Superalgebraically Convergent Smoothly-Windowed Lattice Sums for Doubly Periodic Green Functions in Three-Dimensional Space

TL;DR

This paper introduces a highly efficient, superalgebraically convergent algorithm for evaluating quasi-periodic Green functions in 3D, significantly improving computational speed for wave scattering problems with doubly periodic structures.

Contribution

It presents a novel smooth windowing technique that ensures superalgebraic convergence of lattice sums, enhancing the numerical evaluation of Green functions in periodic scattering problems.

Findings

Lattice sums converge faster than any power of the number of terms used.

Numerical results demonstrate high efficiency and accuracy of the proposed method.

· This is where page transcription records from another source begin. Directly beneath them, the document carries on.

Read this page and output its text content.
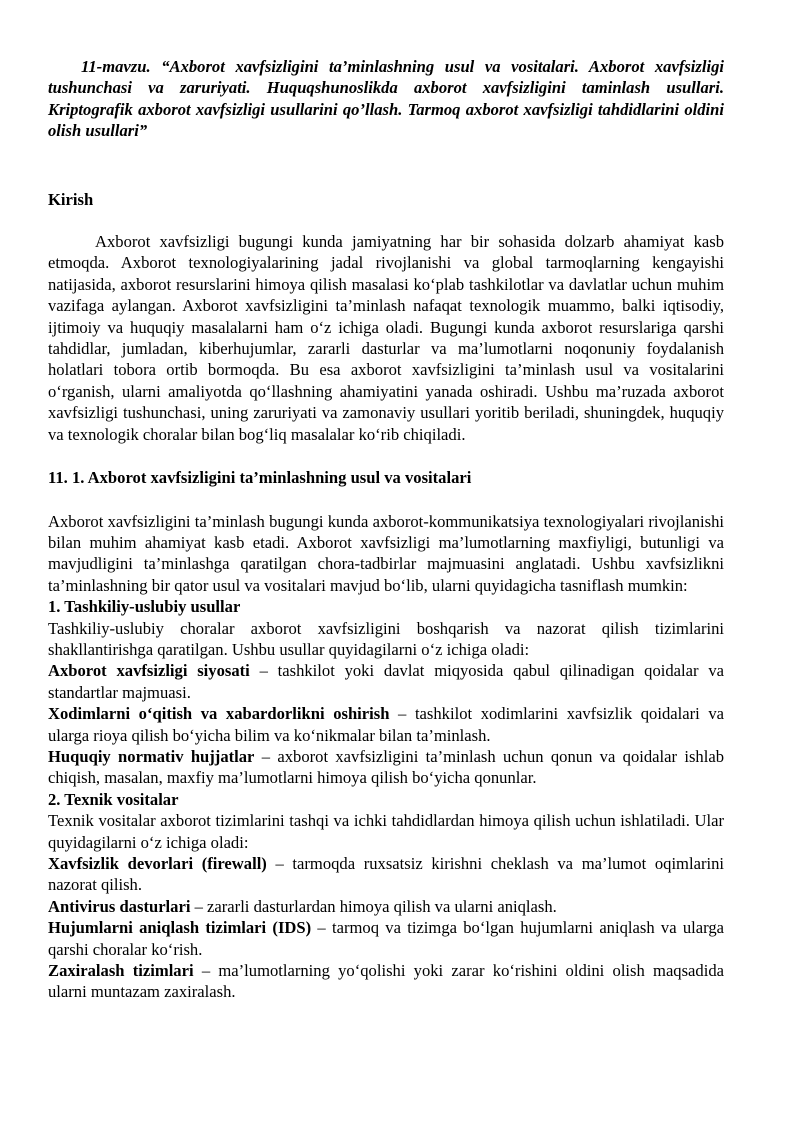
11-mavzu. “Axborot xavfsizligini ta’minlashning usul va vositalari. Axborot xavfsizligi tushunchasi va zaruriyati. Huquqshunoslikda axborot xavfsizligini taminlash usullari. Kriptografik axborot xavfsizligi usullarini qo’llash. Tarmoq axborot xavfsizligi tahdidlarini oldini olish usullari”

Kirish

Axborot xavfsizligi bugungi kunda jamiyatning har bir sohasida dolzarb ahamiyat kasb etmoqda. Axborot texnologiyalarining jadal rivojlanishi va global tarmoqlarning kengayishi natijasida, axborot resurslarini himoya qilish masalasi ko‘plab tashkilotlar va davlatlar uchun muhim vazifaga aylangan. Axborot xavfsizligini ta’minlash nafaqat texnologik muammo, balki iqtisodiy, ijtimoiy va huquqiy masalalarni ham o‘z ichiga oladi. Bugungi kunda axborot resurslariga qarshi tahdidlar, jumladan, kiberhujumlar, zararli dasturlar va ma’lumotlarni noqonuniy foydalanish holatlari tobora ortib bormoqda. Bu esa axborot xavfsizligini ta’minlash usul va vositalarini o‘rganish, ularni amaliyotda qo‘llashning ahamiyatini yanada oshiradi. Ushbu ma’ruzada axborot xavfsizligi tushunchasi, uning zaruriyati va zamonaviy usullari yoritib beriladi, shuningdek, huquqiy va texnologik choralar bilan bog‘liq masalalar ko‘rib chiqiladi.

11. 1. Axborot xavfsizligini ta’minlashning usul va vositalari

Axborot xavfsizligini ta’minlash bugungi kunda axborot-kommunikatsiya texnologiyalari rivojlanishi bilan muhim ahamiyat kasb etadi. Axborot xavfsizligi ma’lumotlarning maxfiyligi, butunligi va mavjudligini ta’minlashga qaratilgan chora-tadbirlar majmuasini anglatadi. Ushbu xavfsizlikni ta’minlashning bir qator usul va vositalari mavjud bo‘lib, ularni quyidagicha tasniflash mumkin:

1. Tashkiliy-uslubiy usullar

Tashkiliy-uslubiy choralar axborot xavfsizligini boshqarish va nazorat qilish tizimlarini shakllantirishga qaratilgan. Ushbu usullar quyidagilarni o‘z ichiga oladi:

Axborot xavfsizligi siyosati – tashkilot yoki davlat miqyosida qabul qilinadigan qoidalar va standartlar majmuasi.

Xodimlarni o‘qitish va xabardorlikni oshirish – tashkilot xodimlarini xavfsizlik qoidalari va ularga rioya qilish bo‘yicha bilim va ko‘nikmalar bilan ta’minlash.

Huquqiy normativ hujjatlar – axborot xavfsizligini ta’minlash uchun qonun va qoidalar ishlab chiqish, masalan, maxfiy ma’lumotlarni himoya qilish bo‘yicha qonunlar.

2. Texnik vositalar

Texnik vositalar axborot tizimlarini tashqi va ichki tahdidlardan himoya qilish uchun ishlatiladi. Ular quyidagilarni o‘z ichiga oladi:

Xavfsizlik devorlari (firewall) – tarmoqda ruxsatsiz kirishni cheklash va ma’lumot oqimlarini nazorat qilish.

Antivirus dasturlari – zararli dasturlardan himoya qilish va ularni aniqlash.

Hujumlarni aniqlash tizimlari (IDS) – tarmoq va tizimga bo‘lgan hujumlarni aniqlash va ularga qarshi choralar ko‘rish.

Zaxiralash tizimlari – ma’lumotlarning yo‘qolishi yoki zarar ko‘rishini oldini olish maqsadida ularni muntazam zaxiralash.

The approach is effective except at certain Wood frequencies, which are addressed in Part II.

Abstract

This paper, Part I in a two-part series, presents (i) A simple and highly efficient algorithm for evaluation of quasi-periodic Green functions, as well as (ii) An associated boundary-integral equation method for the numerical solution of problems of scattering of waves by doubly periodic arrays of scatterers in three-dimensional space. Except for certain "Wood frequencies" at which the quasi-periodic Green function ceases to exist, the proposed approach, which is based on use of smooth windowing functions, gives rise to lattice sums which converge superalgebraically fast--that is, faster than any power of the number of terms used--in sharp contrast with the extremely slow convergence exhibited by the corresponding sums in absence of smooth windowing. (The Wood-frequency problem is treated in Part II.) A proof presented in this paper establishes rigorously the superalgebraic convergence of the windowed lattice sums. A variety of numerical results demonstrate the practical efficiency of the proposed approach.